A volúpia foi concedida ao verme e o Querubim está diante de Deus! Alegres, como voam seus sóis através da esplêndida abóboda celeste! Sigam, irmãos, sua rota. Gozosos como o herói para a vitória. Abracem-se, milhões de seres! Enviem este beijo para todo o mundo! Irmãos! Sobre a abóboda estrelada deve morar o Pai Amado. Vos prosternais, multidões? Mundo, pressentes ao Criador? Buscais além da abóboda estrelada! Sobre as estrelas, Ele deve morar.”

Ao ouvir a Nona Sinfonia, o êxtase é inevitável. Uma obra capaz de nos renovar o que jamais deve faltar ao espírito: A fé e a esperança em um mundo melhor. Mesmo que, em certos momentos, isso pareça se afastar de nós.
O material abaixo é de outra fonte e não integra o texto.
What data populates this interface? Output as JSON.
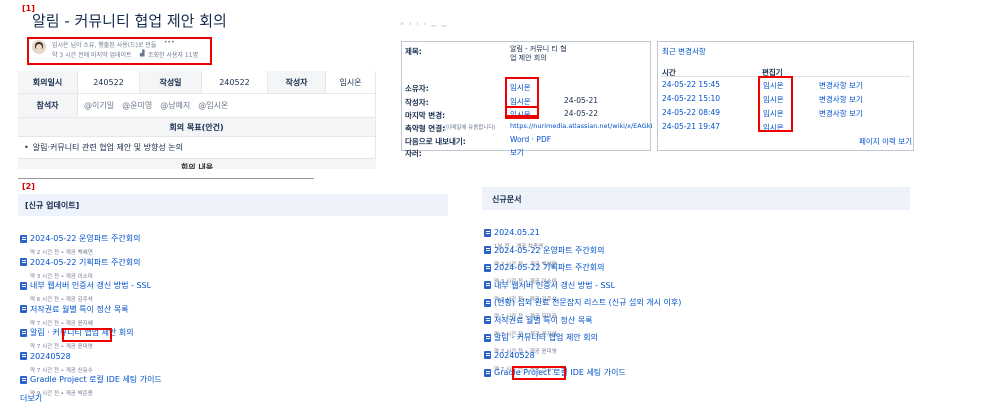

Esse é o poder reconfortante da música. De nos fazer refletir acerca das maravilhas deste mundo, tão pequenino diante da infinitude cósmica, quanto imenso perante o universo microscópico. Imagino: se aqui na Terra aos humanos foi permitida inteligência capaz de criar músicas como a Nona Sinfonia de Beethoven, o que se pode esperar além deste mundo? Maravilhas ainda maiores, evidentemente.

Afinado com a transcendência que a música produz, lembramos de um insight experimentado sob a nave da Notre Dame de Paris quando, num certo domingo, à hora de Maria, com os ouvidos conectados diretamente ao coração, escutamos subitamente monumental órgão da bela igreja executar a ária “Acordemos, a Voz nos chama ”, da Cantata nº 140 de Bach.

Naquele transe interior pudemos saborear um pedacinho daquele Reino dos Céus que Jesus conferiu às crianças, aos humildes, aos “pobres de espírito”, carentes de perspicácia, mas ricos de pureza e bondade. Quem sabe não teria sido um pouco do que Beethoven sentiu ao se inspirar nesta sinfonia, em sua Pastoral, na Sonata ao Luar, à beira do Reno, na Sonata Primavera, andando pelos parques floridos, ou no divino andante do 5º concerto para piano e orquestra… Ao esquecer de todas as algúrias, frustações, decepções que o angustiaram, mas incapazes de lhe domar o espírito que, vitorioso, atingiu a completa ressurreição por meio da música e da esperança na fraternidade. Talvez seja o mesmo que sentimos ao olhar para este céu brilhante, ouvir o barulho do mar que acolá se movimenta em ondas macias, e o pio que a corujinha entoa pela noite adentro na relva orvalhada...

Assim, consolidamos entendimento profundo em torno da fé que tais sonoridades refletem na expansão da consciência, provocando um estado d'alma raro e precioso, que nunca deveríamos esquecer. Quisera pudéssemos permanecer assim diante das vicissitudes da correria urbana, das nuances de saúde, próprias da condição humana, dos fatos que se nos apresentam equivocadamente como infortúnios e inoportunos por nossa limitada visão.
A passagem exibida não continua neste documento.